О добром разбойнике Румцайсе, Мане и сыночке их Циписеке - Чтвртек Вацлав. Страница 3
Князь высунулся из-за сундука и крикнул Фрицику:
— Как дудка попала в руки Румцайсу? Он же не шёл по стрелкам!
— Если ваша светлость этого не знает, откуда знать мне, лакею? — откликнулся из-за двери Фрицик.
— Пойду посмотрю, — не утерпел князь и вбежал в каморку — проверить, что там происходит.
Тут в коридор влетели пчёлы, закружили, отыскали за дверью Фрицика и набросились на него. Фрицик — шасть к князю в каморку и поскорей захлопнул за собой железные двери: чтоб пчёлы не залетели.
Ручки у дверей нет, а замок — не какой-нибудь, а из самой Фландрии. Так что этих двух непросто будет вызволить.
А у фонтана перевёл дух довольный Румцайс: вот и птичка на воле, и ветерок тоже где-то гуляет. Румцайс подождал, пока пчёлы заберутся к нему назад в бороду и зашагал по тракту к Ржаголецкому лесу.
Как Румцайс подарил Мане солнечный перстенёк
Пещера Румцайса находилась в такой чащобе Ржаголецкого леса, что туда не забредали даже деревенские девчонки, собиравшие ягоды. Чтобы увидеть человеческое лицо, Румцайсу приходилось вставать на колени над лесным озерцом.
— Румцайс, — сказал он однажды своему отражению в воде, — одному ведь грустно. То ли дело вдвоём. Тебе надо найти хозяйку.
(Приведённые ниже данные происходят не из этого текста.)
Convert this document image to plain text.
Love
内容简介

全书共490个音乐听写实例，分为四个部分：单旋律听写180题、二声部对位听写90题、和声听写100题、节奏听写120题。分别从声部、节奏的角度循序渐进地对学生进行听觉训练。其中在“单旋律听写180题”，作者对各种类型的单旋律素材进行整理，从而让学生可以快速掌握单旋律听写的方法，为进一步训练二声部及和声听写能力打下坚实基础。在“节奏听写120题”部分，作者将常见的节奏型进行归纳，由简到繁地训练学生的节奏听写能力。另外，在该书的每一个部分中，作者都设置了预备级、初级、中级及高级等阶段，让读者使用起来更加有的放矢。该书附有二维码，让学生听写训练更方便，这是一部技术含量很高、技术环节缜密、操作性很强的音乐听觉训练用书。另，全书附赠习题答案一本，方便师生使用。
И поторопись, пока причёска в порядке и борода после стрижки не отросла.
«Тогда давай не будем откладывать», — ответило ему из родника отражение.
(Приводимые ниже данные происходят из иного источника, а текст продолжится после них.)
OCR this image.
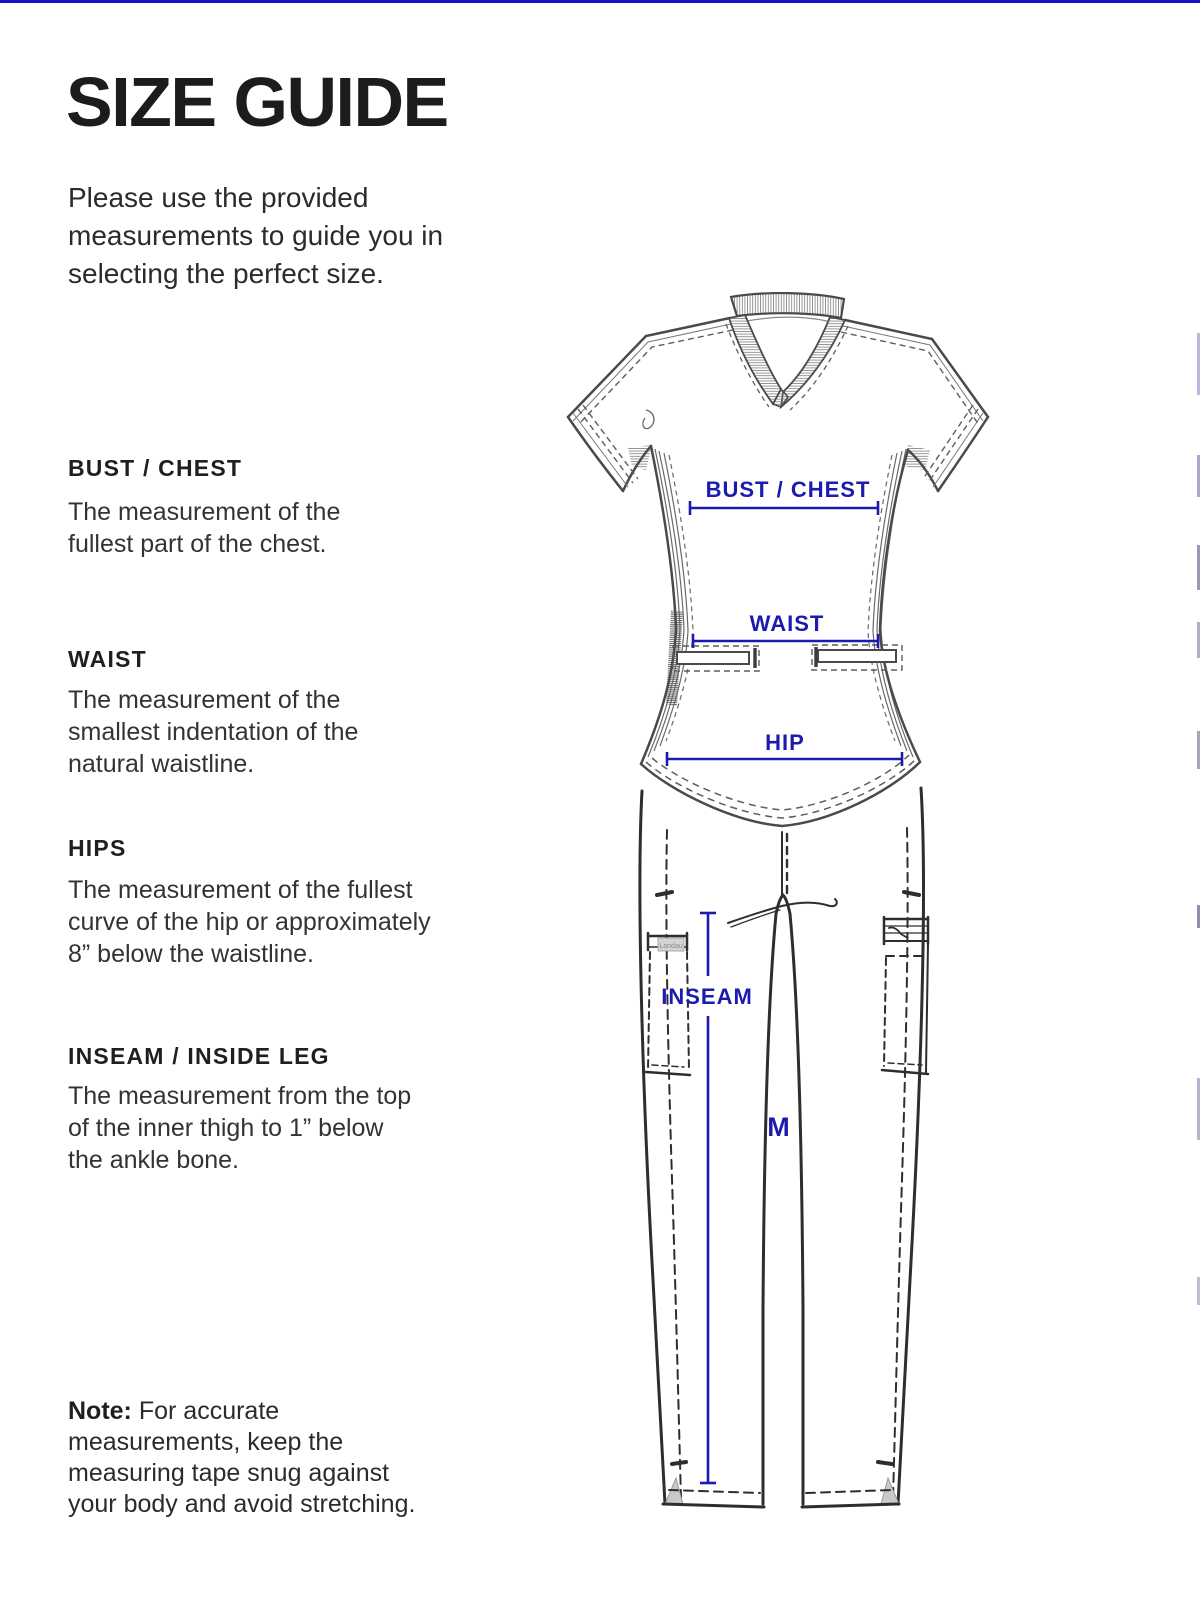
SIZE GUIDE
Please use the provided
measurements to guide you in
selecting the perfect size.
BUST / CHEST
The measurement of the
fullest part of the chest.
WAIST
The measurement of the
smallest indentation of the
natural waistline.
HIPS
The measurement of the fullest
curve of the hip or approximately
8” below the waistline.
INSEAM / INSIDE LEG
The measurement from the top
of the inner thigh to 1” below
the ankle bone.
Note: For accurate
measurements, keep the
measuring tape snug against
your body and avoid stretching.
Landau
BUST / CHEST
WAIST
HIP
INSEAM
M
Тайными тропками вышел он через лесную чащу почти на самую опушку Ржагольца, где на распутье стоял большой дуб. Высмотрел он самую толстую ветку, повёрнутую к солнцу, залез на неё, протянул руку к небу и отломил два солнечных лучика. Были они тоненькие-претоненькие.
Лучики эти Румцайс красиво переплёл, и получился сверкающий перстенёк. С восходом солнца перстенёк светился и играл в его лучах, а вечером, едва оно заходило, он гас. Румцайс дождался полудня и ровно в полдень положил перстенёк на лесном перепутье дорог. Перстенёк сверкает, а Румцайс расчёсывает свою бороду гребнем, каким чернику собирают. Причёсывается, чтоб выглядеть покрасивей.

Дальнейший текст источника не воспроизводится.